Mary was an actress, a hard-working member of the rank and file. She had never yet secured even the smallest engagement in London, and most of her life was spent on tour in the provinces. When she was away she locked up her rooms.
She was without any relations, except a sister, who was married to a curate in Birmingham. Her private income was exactly thirty pounds a year, the interest upon a thousand pounds safely invested. This paid the rent of the rooms which were all she had to call "home," and left her ten pounds over.
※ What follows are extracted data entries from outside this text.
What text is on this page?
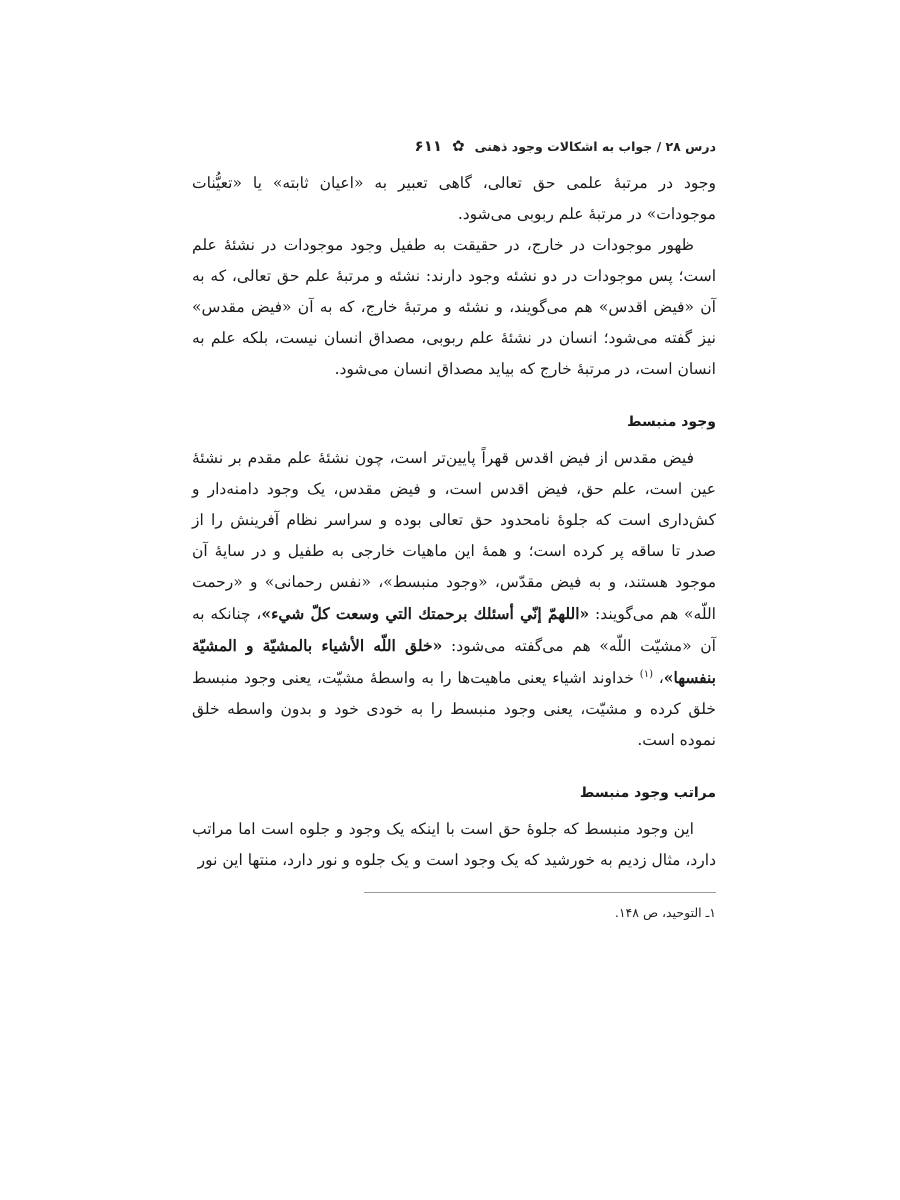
درس ۲۸ / جواب به اشکالات وجود ذهنی
✿
۶۱۱

وجود در مرتبهٔ علمی حق تعالی، گاهی تعبیر به «اعیان ثابته» یا «تعیُّنات موجودات» در مرتبهٔ علم ربوبی می‌شود.

ظهور موجودات در خارج، در حقیقت به طفیل وجود موجودات در نشئهٔ علم است؛ پس موجودات در دو نشئه وجود دارند: نشئه و مرتبهٔ علم حق تعالی، که به آن «فیض اقدس» هم می‌گویند، و نشئه و مرتبهٔ خارج، که به آن «فیض مقدس» نیز گفته می‌شود؛ انسان در نشئهٔ علم ربوبی، مصداق انسان نیست، بلکه علم به انسان است، در مرتبهٔ خارج که بیاید مصداق انسان می‌شود.

وجود منبسط

فیض مقدس از فیض اقدس قهراً پایین‌تر است، چون نشئهٔ علم مقدم بر نشئهٔ عین است، علم حق، فیض اقدس است، و فیض مقدس، یک وجود دامنه‌دار و کش‌داری است که جلوهٔ نامحدود حق تعالی بوده و سراسر نظام آفرینش را از صدر تا ساقه پر کرده است؛ و همهٔ این ماهیات خارجی به طفیل و در سایهٔ آن موجود هستند، و به فیض مقدّس، «وجود منبسط»، «نفس رحمانی» و «رحمت اللّه» هم می‌گویند: «اللهمّ إنّي أسئلك برحمتك التي وسعت كلّ شيء»، چنانکه به آن «مشیّت اللّه» هم می‌گفته می‌شود: «خلق اللّه الأشياء بالمشيّة و المشيّة بنفسها»، $^{(۱)}$ خداوند اشیاء یعنی ماهیت‌ها را به واسطهٔ مشیّت، یعنی وجود منبسط خلق کرده و مشیّت، یعنی وجود منبسط را به خودی خود و بدون واسطه خلق نموده است.

مراتب وجود منبسط

این وجود منبسط که جلوهٔ حق است با اینکه یک وجود و جلوه است اما مراتب دارد، مثال زدیم به خورشید که یک وجود است و یک جلوه و نور دارد، منتها این نور

۱ـ التوحید، ص ۱۴۸.
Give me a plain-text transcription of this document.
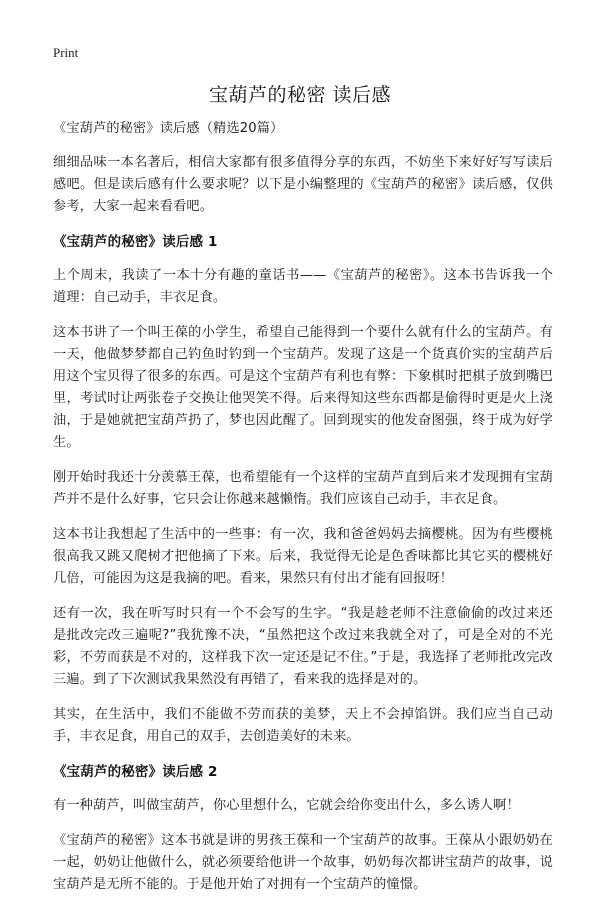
Print
宝葫芦的秘密 读后感

《宝葫芦的秘密》读后感（精选20篇）

细细品味一本名著后，相信大家都有很多值得分享的东西，不妨坐下来好好写写读后感吧。但是读后感有什么要求呢？以下是小编整理的《宝葫芦的秘密》读后感，仅供参考，大家一起来看看吧。

《宝葫芦的秘密》读后感 1

上个周末，我读了一本十分有趣的童话书——《宝葫芦的秘密》。这本书告诉我一个道理：自己动手，丰衣足食。

这本书讲了一个叫王葆的小学生，希望自己能得到一个要什么就有什么的宝葫芦。有一天，他做梦梦都自己钓鱼时钓到一个宝葫芦。发现了这是一个货真价实的宝葫芦后用这个宝贝得了很多的东西。可是这个宝葫芦有利也有弊：下象棋时把棋子放到嘴巴里，考试时让两张卷子交换让他哭笑不得。后来得知这些东西都是偷得时更是火上浇油，于是她就把宝葫芦扔了，梦也因此醒了。回到现实的他发奋图强，终于成为好学生。

刚开始时我还十分羡慕王葆，也希望能有一个这样的宝葫芦直到后来才发现拥有宝葫芦并不是什么好事，它只会让你越来越懒惰。我们应该自己动手，丰衣足食。

这本书让我想起了生活中的一些事：有一次，我和爸爸妈妈去摘樱桃。因为有些樱桃很高我又跳又爬树才把他摘了下来。后来，我觉得无论是色香味都比其它买的樱桃好几倍，可能因为这是我摘的吧。看来，果然只有付出才能有回报呀！

还有一次，我在听写时只有一个不会写的生字。“我是趁老师不注意偷偷的改过来还是批改完改三遍呢?”我犹豫不决，“虽然把这个改过来我就全对了，可是全对的不光彩，不劳而获是不对的，这样我下次一定还是记不住。”于是，我选择了老师批改完改三遍。到了下次测试我果然没有再错了，看来我的选择是对的。

其实，在生活中，我们不能做不劳而获的美梦，天上不会掉馅饼。我们应当自己动手，丰衣足食，用自己的双手，去创造美好的未来。

《宝葫芦的秘密》读后感 2

有一种葫芦，叫做宝葫芦，你心里想什么，它就会给你变出什么，多么诱人啊！

《宝葫芦的秘密》这本书就是讲的男孩王葆和一个宝葫芦的故事。王葆从小跟奶奶在一起，奶奶让他做什么，就必须要给他讲一个故事，奶奶每次都讲宝葫芦的故事，说宝葫芦是无所不能的。于是他开始了对拥有一个宝葫芦的憧憬。
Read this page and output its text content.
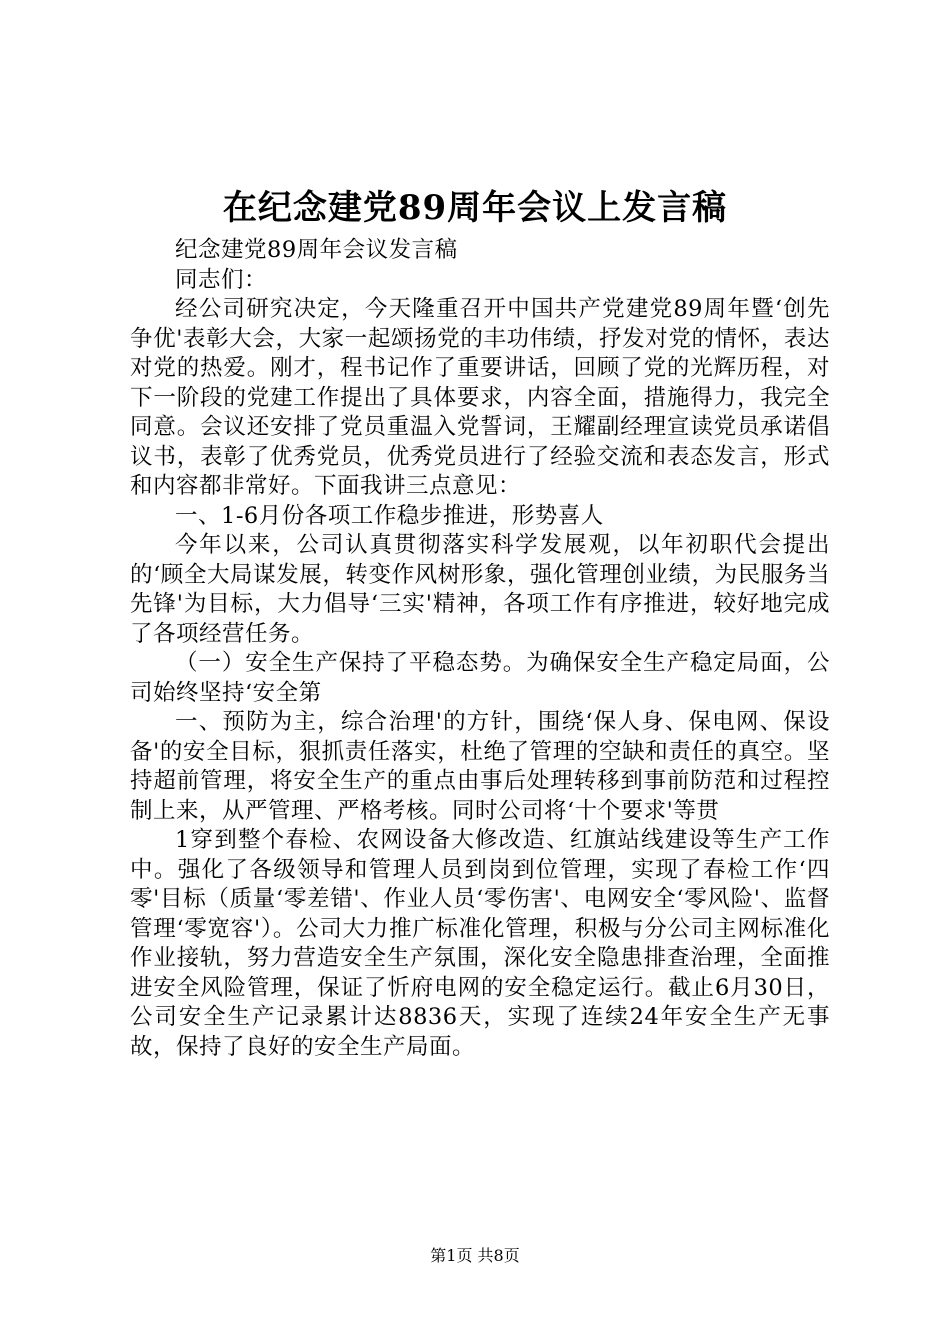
在纪念建党89周年会议上发言稿

纪念建党89周年会议发言稿

同志们：

经公司研究决定，今天隆重召开中国共产党建党89周年暨‘创先争优'表彰大会，大家一起颂扬党的丰功伟绩，抒发对党的情怀，表达对党的热爱。刚才，程书记作了重要讲话，回顾了党的光辉历程，对下一阶段的党建工作提出了具体要求，内容全面，措施得力，我完全同意。会议还安排了党员重温入党誓词，王耀副经理宣读党员承诺倡议书，表彰了优秀党员，优秀党员进行了经验交流和表态发言，形式和内容都非常好。下面我讲三点意见：

一、1-6月份各项工作稳步推进，形势喜人

今年以来，公司认真贯彻落实科学发展观，以年初职代会提出的‘顾全大局谋发展，转变作风树形象，强化管理创业绩，为民服务当先锋'为目标，大力倡导‘三实'精神，各项工作有序推进，较好地完成了各项经营任务。

（一）安全生产保持了平稳态势。为确保安全生产稳定局面，公司始终坚持‘安全第

一、预防为主，综合治理'的方针，围绕‘保人身、保电网、保设备'的安全目标，狠抓责任落实，杜绝了管理的空缺和责任的真空。坚持超前管理，将安全生产的重点由事后处理转移到事前防范和过程控制上来，从严管理、严格考核。同时公司将‘十个要求'等贯

1穿到整个春检、农网设备大修改造、红旗站线建设等生产工作中。强化了各级领导和管理人员到岗到位管理，实现了春检工作‘四零'目标（质量‘零差错'、作业人员‘零伤害'、电网安全‘零风险'、监督管理‘零宽容'）。公司大力推广标准化管理，积极与分公司主网标准化作业接轨，努力营造安全生产氛围，深化安全隐患排查治理，全面推进安全风险管理，保证了忻府电网的安全稳定运行。截止6月30日，公司安全生产记录累计达8836天，实现了连续24年安全生产无事故，保持了良好的安全生产局面。

第1页 共8页
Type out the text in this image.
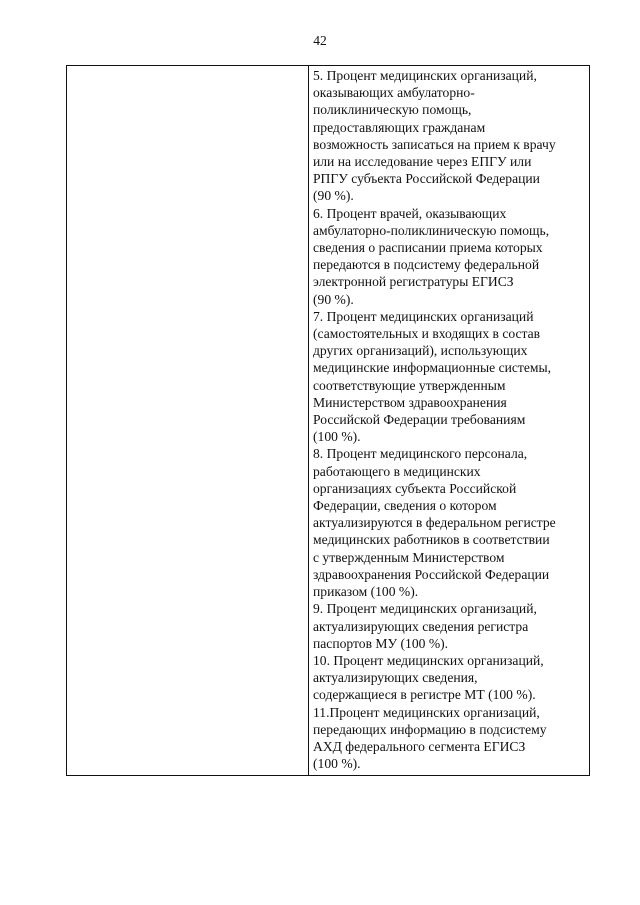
42

5. Процент медицинских организаций,

оказывающих амбулаторно-

поликлиническую помощь,

предоставляющих гражданам

возможность записаться на прием к врачу

или на исследование через ЕПГУ или

РПГУ субъекта Российской Федерации

(90 %).

6. Процент врачей, оказывающих

амбулаторно-поликлиническую помощь,

сведения о расписании приема которых

передаются в подсистему федеральной

электронной регистратуры ЕГИСЗ

(90 %).

7. Процент медицинских организаций

(самостоятельных и входящих в состав

других организаций), использующих

медицинские информационные системы,

соответствующие утвержденным

Министерством здравоохранения

Российской Федерации требованиям

(100 %).

8. Процент медицинского персонала,

работающего в медицинских

организациях субъекта Российской

Федерации, сведения о котором

актуализируются в федеральном регистре

медицинских работников в соответствии

с утвержденным Министерством

здравоохранения Российской Федерации

приказом (100 %).

9. Процент медицинских организаций,

актуализирующих сведения регистра

паспортов МУ (100 %).

10. Процент медицинских организаций,

актуализирующих сведения,

содержащиеся в регистре МТ (100 %).

11.Процент медицинских организаций,

передающих информацию в подсистему

АХД федерального сегмента ЕГИСЗ

(100 %).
Every penny in addition to this she must earn by the exercise of her art.
She had been lucky during her four years of stage life in rarely being out of an engagement. She had never played a leading part, even in the provinces, but her second parts had generally been good. If she had come nowhere near success she had been able to keep herself and save a little, a very little, money for a rainy day. It is astonishing on how little two careful girls, chumming together, can live on tour. Managing in this way it was an extravagant week when Mary spent thirty shillings upon her share of the week's bill, and as she never earned less than three pounds she felt herself fortunate. She knew piteous things of girls who were less fortunate than she.
She came into the room and lit the gas. It was not a beautiful room, some people would have called it a two-penny-halfpenny room, but it was comfortable, there was a gracious feminine touch about all its simple appointments, and to Mary Marriott it represented home.
The chairs were of wicker-work, with cretonne cushions – sixteen-and-six each in the Tottenham Court Road. The pictures were chiefly photographs of theatrical friends, the curtains were a cheap art-green rep, the carpet plain Indian matting – so easy to clean! But the colours were all harmonious, and a shelf holding nearly two hundred books gave a finishing note of pleasant habitableness.
The girl moved with that grace which is not languid but alert. There was a spring and balance in her walk that made one think of a handsome boy; for though the lithe and beautiful figure was girlish enough, few girls learn to move from the hips, erect and unswayed, as she moved, or often suggest the temper and resilience of a foil. The simple grey tweed coat and the slim skirts that hung so superbly gave every movement its full value.